You may have seen this account from The New York Post of Donald Trump’s meeting with major network media executives yesterday. Needless to say, coming from the Post, we should not necessarily assume any of it is true. The Post had Trump essentially reading the execs and top anchors the riot, yelling, getting red in the face, essentially telling them to fall in line or else. In the memorable words of one Post source, “It was like a f−−−ing firing squad.”
So what actually happened? CNN’s report on the meeting was quite different.
As I noted yesterday, the Trump from the Post story is the classic Trump of Trump’s imagination – high-energy, dominating, ass-kicking. In practice, when we’ve seen Trump meet up with people he’s criticized publicly his demeanor is usually very different – think of his meeting with the President of Mexico. So which is it?

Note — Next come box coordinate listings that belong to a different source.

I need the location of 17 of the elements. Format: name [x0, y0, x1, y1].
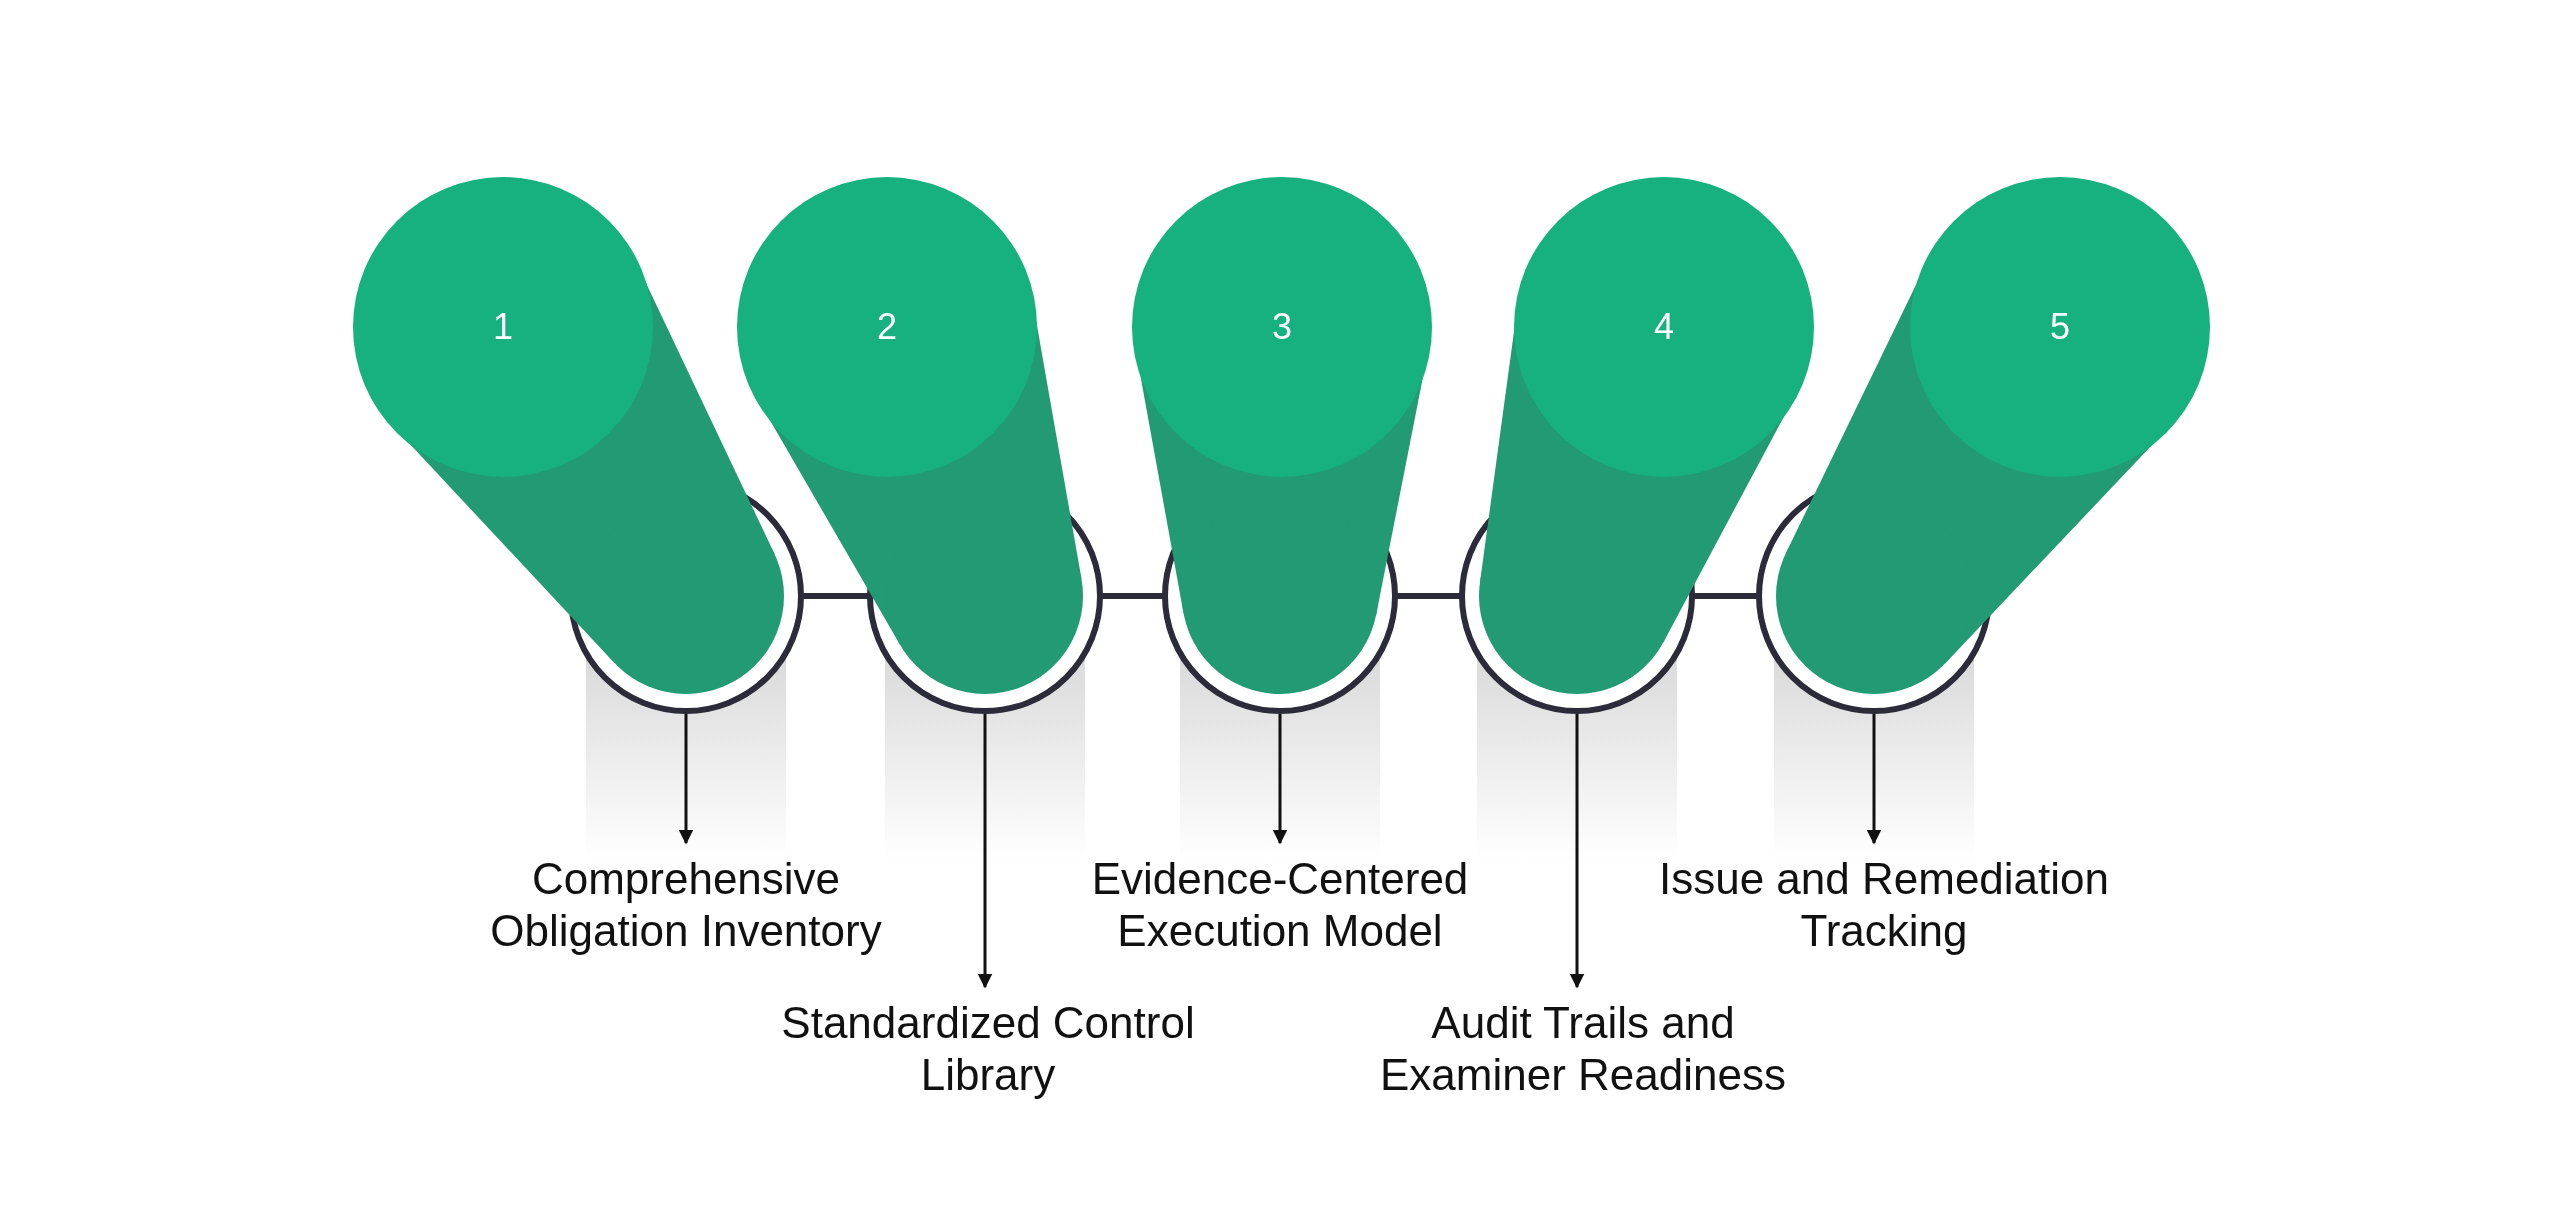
arrow	[1569, 714, 1585, 989]
step-number: 5	[2049, 307, 2071, 347]
step-number: 4	[1653, 307, 1675, 347]
arrow	[1272, 714, 1288, 845]
step-label: Audit Trails and Examiner Readiness	[1379, 997, 1787, 1101]
arrow	[1866, 714, 1882, 845]
step-number: 1	[492, 307, 514, 347]
step-label: Standardized Control Library	[780, 997, 1196, 1101]
step-label: Comprehensive Obligation Inventory	[489, 853, 883, 957]
step-number: 3	[1271, 307, 1293, 347]
arrow	[977, 714, 993, 989]
connector-line	[1692, 593, 1759, 599]
step-label: Issue and Remediation Tracking	[1657, 853, 2111, 957]
step-number: 2	[876, 307, 898, 347]
step-label: Evidence-Centered Execution Model	[1090, 853, 1470, 957]
arrow	[678, 714, 694, 845]
connector-line	[801, 593, 870, 599]
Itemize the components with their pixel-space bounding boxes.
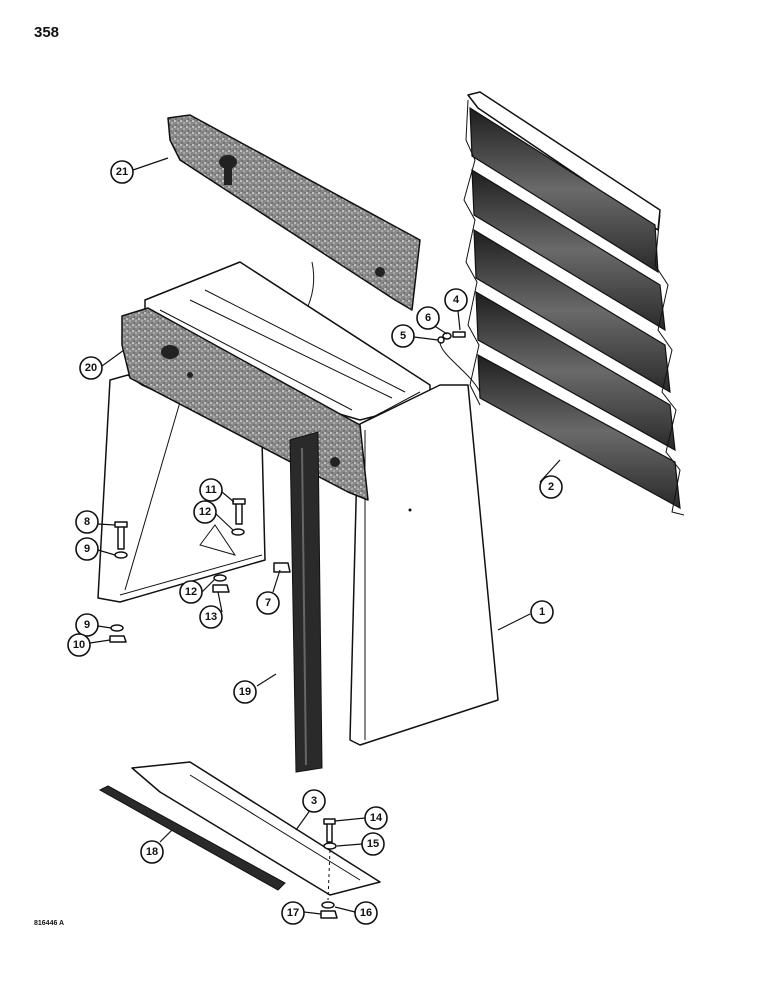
callout-16: 16	[354, 901, 378, 925]
part-3-plate	[131, 761, 381, 896]
part-1-frame	[97, 261, 499, 746]
svg-text:12: 12	[185, 586, 197, 598]
svg-text:2: 2	[548, 481, 554, 493]
svg-text:21: 21	[116, 166, 128, 178]
callout-15: 15	[361, 832, 385, 856]
callout-14: 14	[364, 806, 388, 830]
callout-20: 20	[79, 356, 103, 380]
svg-text:12: 12	[199, 506, 211, 518]
callout-11: 11	[199, 478, 223, 502]
callout-13: 13	[199, 605, 223, 629]
callout-21: 21	[110, 160, 134, 184]
svg-text:5: 5	[400, 330, 406, 342]
svg-text:11: 11	[205, 484, 217, 496]
callout-18: 18	[140, 840, 164, 864]
svg-text:9: 9	[84, 543, 90, 555]
svg-text:6: 6	[425, 312, 431, 324]
svg-text:7: 7	[265, 597, 271, 609]
svg-text:15: 15	[367, 838, 379, 850]
callout-12-lower: 12	[179, 580, 203, 604]
callout-8: 8	[75, 510, 99, 534]
callout-5: 5	[391, 324, 415, 348]
callout-12-upper: 12	[193, 500, 217, 524]
svg-text:13: 13	[205, 611, 217, 623]
callout-2: 2	[539, 475, 563, 499]
svg-text:3: 3	[311, 795, 317, 807]
part-2-grille	[463, 91, 685, 516]
svg-text:17: 17	[287, 907, 299, 919]
figure-code: 816446 A	[34, 920, 65, 927]
svg-text:18: 18	[146, 846, 158, 858]
callout-4: 4	[444, 288, 468, 312]
callout-3: 3	[302, 789, 326, 813]
svg-text:20: 20	[85, 362, 97, 374]
svg-text:19: 19	[239, 686, 251, 698]
svg-text:4: 4	[453, 294, 460, 306]
callout-7: 7	[256, 591, 280, 615]
callout-1: 1	[530, 600, 554, 624]
svg-text:10: 10	[73, 639, 85, 651]
part-19-strip	[289, 431, 323, 773]
svg-text:9: 9	[84, 619, 90, 631]
part-21-panel	[167, 114, 421, 311]
part-18-bar	[98, 785, 286, 891]
callout-9-lower: 9	[75, 613, 99, 637]
callout-9-upper: 9	[75, 537, 99, 561]
hardware	[109, 331, 481, 919]
svg-text:14: 14	[370, 812, 383, 824]
svg-text:16: 16	[360, 907, 372, 919]
callout-6: 6	[416, 306, 440, 330]
callout-10: 10	[67, 633, 91, 657]
svg-text:1: 1	[539, 606, 545, 618]
svg-text:8: 8	[84, 516, 90, 528]
callout-19: 19	[233, 680, 257, 704]
page-number: 358	[34, 24, 60, 41]
callout-17: 17	[281, 901, 305, 925]
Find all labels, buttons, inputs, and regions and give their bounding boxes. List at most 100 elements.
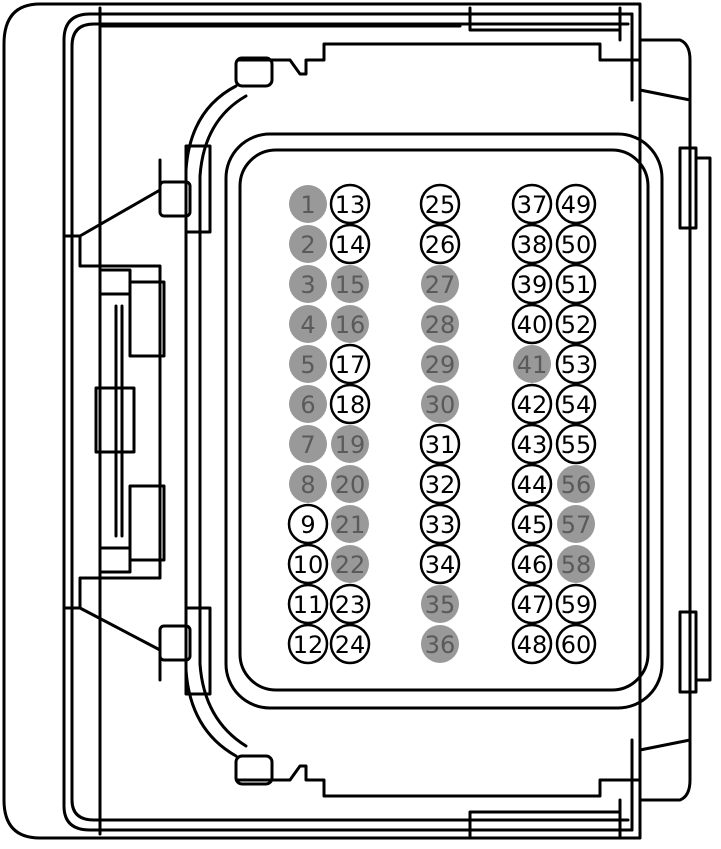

I talked to a number of people in a position to shed light on the meeting. What I was able to gather was that to a significant extent the Post account is accurate – to the extent of Trump’s remarks about the lying press, the deceitful, dishonest press and the like, calling out individuals. But from what I can gather the tone of the encounter was significantly different.
Trump wasn’t a on rage bender. He didn’t yell. His face wasn’t red. It was more razzing and taunting than an angry tirade. This wasn’t a different Trump, rising to or chastened by the realities of the presidential office. It was exactly the same Trump we’ve seen for the last 18 months and perhaps the last 40 years: I won. You lost. Now I call the shots. You’re all liars and dishonest and it’s terrible. So you need to fall in line.
The key thing that came out to me from multiple conversations is one basic message from Trump. To Trump, the fact that most of the news media missed his surprise win (thinking until early election night that Clinton was a strong favorite to win) means that all their pre-election coverage is therefore discredited. It was bad and it was wrong. To be clear, not the horse race or polling coverage which certainly took a real hit – but all the non-horse race reporting. And because all their coverage is discredited – Katy Tur’s, CNN’s, everybody’s – that the news media owes him an apology moving forward.
What I also picked up was that through all the insults, demands for apologies and calling out individuals, Trump was still in his accustomed mode of looking for praise, approbation, friends.
At a basic level, Trump clearly doesn’t understand what the news business does or what the first amendment is. This is obvious from what we’ve seen on the campaign trail, Trump’s insistence in at least threatening frivolous legal action against every story he doesn’t like.
Whether Trump acts on his belief that the press needs to apologize to him isn’t clear. But that’s where he is.